The first of its kind in the UK, the programme will deliver up-to-date research leading to critical data for understanding the climate in the UK, regionally and globally. Key datasets produced will include the surface temperature of the UK including cities, the health of our lakes and coastal waters and the productivity and resilience of vegetation. Other research will capture methane change across northern Europe and Asia. UK scientists are world leaders in sea surface temperature, polar ice change, fire emissions and polluting gas concentrations.

EOCIS will maintain and grow the UK’s reputation for excellence in exploiting space for climate science, contributing to the UK’s aspirations as a science superpower. EOCIS will enable the UK to operate its own climate data supply chain and develop new UK-focussed opportunities to support UK science, policy making and the response to UK Net Zero objectives.


Over the coming months, EOCIS will establish a service online where its climate information will be made freely available to all. Innovation through the project will increase the scope of that service and make climate information more accessible in new forms. The impacts of EOCIS will include advances in climate science, an engaged commercial sector supported to innovate in this sector, and better-informed decisions for climate resilience in the UK.

To maximise the impact of EOCIS, the consortium will complement and collaborate with others meeting the need for climate information: nationally and internationally, and across science, commerce and policy.


The Antarctic Peninsula holds enough ice to raise global sea levels by around 7 cm and is rapidly changing in response to the climate crisis (Image: ESA/Anna Hogg, University of Leeds).


The UK Government recently announced funding for NERC of over £19 million for key EO and climate services, data facilities and skills. The EOCIS is one of two NCEO-led  national projects which will support UK scientists to produce new and more accurate climate data from space with unique facilities for data access and processing. The projects are overseen by Professor John Remedios, Executive Director of NCEO at University of Leicester.

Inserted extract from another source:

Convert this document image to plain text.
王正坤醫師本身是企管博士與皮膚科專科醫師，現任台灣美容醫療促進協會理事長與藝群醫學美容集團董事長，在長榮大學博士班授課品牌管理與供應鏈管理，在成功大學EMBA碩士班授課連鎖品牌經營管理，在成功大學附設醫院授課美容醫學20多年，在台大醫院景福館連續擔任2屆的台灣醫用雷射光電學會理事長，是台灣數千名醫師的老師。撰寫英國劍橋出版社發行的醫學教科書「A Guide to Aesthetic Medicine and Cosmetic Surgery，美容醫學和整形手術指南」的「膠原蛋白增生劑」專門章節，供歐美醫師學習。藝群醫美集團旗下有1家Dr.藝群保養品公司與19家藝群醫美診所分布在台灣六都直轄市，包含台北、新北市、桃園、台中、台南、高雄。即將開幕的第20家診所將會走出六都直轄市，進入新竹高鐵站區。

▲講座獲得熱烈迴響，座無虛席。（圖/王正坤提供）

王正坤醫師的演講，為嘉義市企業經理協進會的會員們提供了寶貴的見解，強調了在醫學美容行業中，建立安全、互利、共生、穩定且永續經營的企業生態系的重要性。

The EOCIS has been funded by the Natural Environment Research Council (NERC) through the Earth Observation Investment Programme, national project funding provided by the Department for Science, Innovation and Technology.


The National Centre for Earth Observation (NCEO)
NCEO provides the UK’s Natural Environment Research Council (NERC) with national capability in earth observation science – monitoring the health of our planet through satellite instruments and with world-class capability in interpreting this data. It is made up of more than 130 scientists from top universities and research organisations across the UK, with Professor John Remedios leading the NCEO at the University of Leicester.

NCEO scientists based at the following institutions will be leading research activities for the EOCIS – University of Reading, University of Leicester, Plymouth Marine Laboratory (PML), the University of Edinburgh, University of Leeds, University College London, Rutherford Appleton Laboratory (RAL), and King’s College London.

Assimila Ltd (Reading, UK) is contracted to provide initial project management services to EOCIS.

Chaired by the UK Space Agency, Space4Climate builds on the UK’s trusted expertise in climate data. The group’s activities enable a seamless supply chain of climate data from space assets, help identify climate services user requirements and facilitate climate services development for global economic and societal benefit.

Natural Environment Research Council (NERC)
NERC – is the driving force of investment in environmental science in the UK, and is part of UKRI. NERC advances the frontier of environmental science by commissioning new research, infrastructure and training that delivers valuable scientific breakthroughs.